Just the opposite in my areas this year. I have 8 good rabbit spots that only I hunt. I do rotate the areas like a farmer rotates his crops. This year I'll only hit 4 of those spots throughout the season, then next year I'll hit the other areas. 

This allows the population to rebound in those other areas because usually when I hit my 4 spots in a day three of use will limit out.


----------



## riverroadbeagles (Oct 14, 2007)

I would say pop is up in my area we saw alot of rabbits while harvesting corn this year and a ton of tracks when we starting getting snow. They have been hard to jump the last 2 weeks though and since it turned cold last weekend they havent been making as many tracks. Had a couple of good runs yesterday but tracking hasnt been the best dogs really have to slow down and grub it out.


----------



## MERGANZER (Aug 24, 2006)

See em everywhere. You only need 2 rabits at the end of the season. They breed like mad I wouldn't worry about "managing" them. You want more then get rid of predators.

Ganzer


----------



## hunting_84 (Jan 1, 2010)

We have been doing real good over here by the brown city area, rabbits everywhere, the dogs just go nuts. We been getting five rabbits in a two hour period then about another five that get away. Its the best rabbit hunting i have done in a few years.


----------



## upperlimits (Jan 15, 2008)

I have not hit all my spots yet,but the ones I have been on are down.more feral cat tracks than anything.I am still managing to get some alright running though.


----------



## FREEPOP (Apr 11, 2002)

Population has been way down around here for at least 3 years :sad:

I have trapped 5 coyotes and 5 fox so far this year to try and help, but I know the avain predators get their share too.


----------



## OSXer (Jul 12, 2005)

I'm down this year. I didn't expect it to be fantastic since I harvested quite a few last year to to help my shrub plantings along this past summer, but I too see more feral cat tracks than rabbits often times. Another 3-4 years and the cover should be so good though that there will have to be tons of rabbits on my place!

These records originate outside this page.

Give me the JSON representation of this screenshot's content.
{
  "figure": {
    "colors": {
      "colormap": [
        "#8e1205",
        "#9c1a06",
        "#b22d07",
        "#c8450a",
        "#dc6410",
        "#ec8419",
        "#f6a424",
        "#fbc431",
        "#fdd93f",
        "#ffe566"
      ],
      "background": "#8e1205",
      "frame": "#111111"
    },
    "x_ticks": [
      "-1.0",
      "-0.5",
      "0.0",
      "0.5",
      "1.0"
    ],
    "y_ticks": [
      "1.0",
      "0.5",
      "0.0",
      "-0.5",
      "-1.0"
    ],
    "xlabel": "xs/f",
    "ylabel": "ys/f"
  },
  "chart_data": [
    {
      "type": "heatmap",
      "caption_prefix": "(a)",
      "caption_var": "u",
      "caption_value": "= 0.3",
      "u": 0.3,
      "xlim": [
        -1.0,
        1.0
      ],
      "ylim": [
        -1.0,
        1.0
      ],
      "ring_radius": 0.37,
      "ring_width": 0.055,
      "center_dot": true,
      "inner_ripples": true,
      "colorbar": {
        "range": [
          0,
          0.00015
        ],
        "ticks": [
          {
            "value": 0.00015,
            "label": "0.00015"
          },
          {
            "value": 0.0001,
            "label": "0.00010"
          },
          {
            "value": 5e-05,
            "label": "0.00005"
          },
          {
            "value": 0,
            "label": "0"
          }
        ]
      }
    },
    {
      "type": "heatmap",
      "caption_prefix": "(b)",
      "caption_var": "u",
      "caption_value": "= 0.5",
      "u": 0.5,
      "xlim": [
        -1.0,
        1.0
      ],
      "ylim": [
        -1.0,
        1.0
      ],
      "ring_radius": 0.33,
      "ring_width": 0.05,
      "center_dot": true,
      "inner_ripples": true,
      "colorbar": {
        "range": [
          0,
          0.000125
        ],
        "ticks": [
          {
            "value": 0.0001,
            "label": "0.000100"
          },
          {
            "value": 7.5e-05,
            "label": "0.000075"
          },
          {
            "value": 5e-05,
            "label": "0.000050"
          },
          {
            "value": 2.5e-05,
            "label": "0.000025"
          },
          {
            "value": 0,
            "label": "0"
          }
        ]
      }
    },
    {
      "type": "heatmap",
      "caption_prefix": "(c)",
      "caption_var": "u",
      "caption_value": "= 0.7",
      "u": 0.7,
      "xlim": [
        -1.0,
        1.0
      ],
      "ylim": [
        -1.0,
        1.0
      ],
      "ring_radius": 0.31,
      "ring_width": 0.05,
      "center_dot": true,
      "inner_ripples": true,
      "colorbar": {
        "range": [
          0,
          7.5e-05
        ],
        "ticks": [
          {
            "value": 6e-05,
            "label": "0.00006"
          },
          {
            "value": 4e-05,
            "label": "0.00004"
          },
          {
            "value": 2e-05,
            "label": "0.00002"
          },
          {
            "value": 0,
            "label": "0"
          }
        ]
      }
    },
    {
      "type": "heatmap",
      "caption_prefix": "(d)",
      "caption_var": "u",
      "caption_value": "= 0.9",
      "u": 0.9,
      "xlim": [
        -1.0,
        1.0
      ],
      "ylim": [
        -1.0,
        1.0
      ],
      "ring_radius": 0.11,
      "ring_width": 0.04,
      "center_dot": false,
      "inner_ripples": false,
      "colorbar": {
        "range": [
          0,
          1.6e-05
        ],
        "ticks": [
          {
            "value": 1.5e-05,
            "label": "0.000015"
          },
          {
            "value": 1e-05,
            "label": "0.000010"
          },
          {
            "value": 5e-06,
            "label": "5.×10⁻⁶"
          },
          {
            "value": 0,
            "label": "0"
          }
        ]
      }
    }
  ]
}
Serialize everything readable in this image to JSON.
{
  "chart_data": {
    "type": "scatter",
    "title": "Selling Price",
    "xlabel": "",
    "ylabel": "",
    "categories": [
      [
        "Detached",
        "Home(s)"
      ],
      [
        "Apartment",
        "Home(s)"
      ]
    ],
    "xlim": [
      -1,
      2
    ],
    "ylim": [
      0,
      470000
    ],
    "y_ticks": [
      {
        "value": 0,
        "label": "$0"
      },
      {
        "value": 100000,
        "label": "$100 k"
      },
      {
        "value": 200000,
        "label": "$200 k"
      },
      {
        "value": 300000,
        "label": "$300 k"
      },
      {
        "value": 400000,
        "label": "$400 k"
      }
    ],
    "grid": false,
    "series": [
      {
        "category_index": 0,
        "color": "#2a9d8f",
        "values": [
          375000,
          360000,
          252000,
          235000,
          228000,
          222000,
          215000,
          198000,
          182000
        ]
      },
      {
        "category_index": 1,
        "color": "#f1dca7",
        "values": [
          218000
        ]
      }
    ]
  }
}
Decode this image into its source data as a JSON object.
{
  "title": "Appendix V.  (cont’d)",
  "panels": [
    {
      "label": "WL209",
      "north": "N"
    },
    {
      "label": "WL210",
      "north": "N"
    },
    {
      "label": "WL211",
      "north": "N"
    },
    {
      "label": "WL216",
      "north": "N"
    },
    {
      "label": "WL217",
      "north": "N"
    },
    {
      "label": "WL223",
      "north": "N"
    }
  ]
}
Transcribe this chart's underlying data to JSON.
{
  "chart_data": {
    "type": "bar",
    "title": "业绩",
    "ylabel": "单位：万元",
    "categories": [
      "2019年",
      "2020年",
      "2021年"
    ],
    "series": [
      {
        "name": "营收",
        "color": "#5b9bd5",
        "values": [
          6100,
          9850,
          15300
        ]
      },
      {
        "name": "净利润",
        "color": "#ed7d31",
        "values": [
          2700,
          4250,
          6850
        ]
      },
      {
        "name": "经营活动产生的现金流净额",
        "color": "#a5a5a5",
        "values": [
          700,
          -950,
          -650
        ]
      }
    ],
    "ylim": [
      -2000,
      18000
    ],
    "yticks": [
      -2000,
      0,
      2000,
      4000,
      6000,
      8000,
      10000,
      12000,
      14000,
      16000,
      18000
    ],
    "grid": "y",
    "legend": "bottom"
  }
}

I've been out to some stateland - areas far from where I live chasing grouse - saw more bunnies this year than last year I have to admit.


----------



## agross (Jan 18, 2009)

they are way way down where i hunt, have been for a few years now, coyote sightings are up


----------



## Stiny357 (Nov 8, 2009)

I hunt the same area each year (about 23 acres, grassy field with oaks on one side, pines on another, then swamp, then alfalfa - it's a beautiful piece of land) but, usually only once or twice a month. I did not see nearly as many bunnies this year. In '07 I got 5, '08 I got 6, this year 
only 2. 
Is it possible I am pressuring the area too much?


----------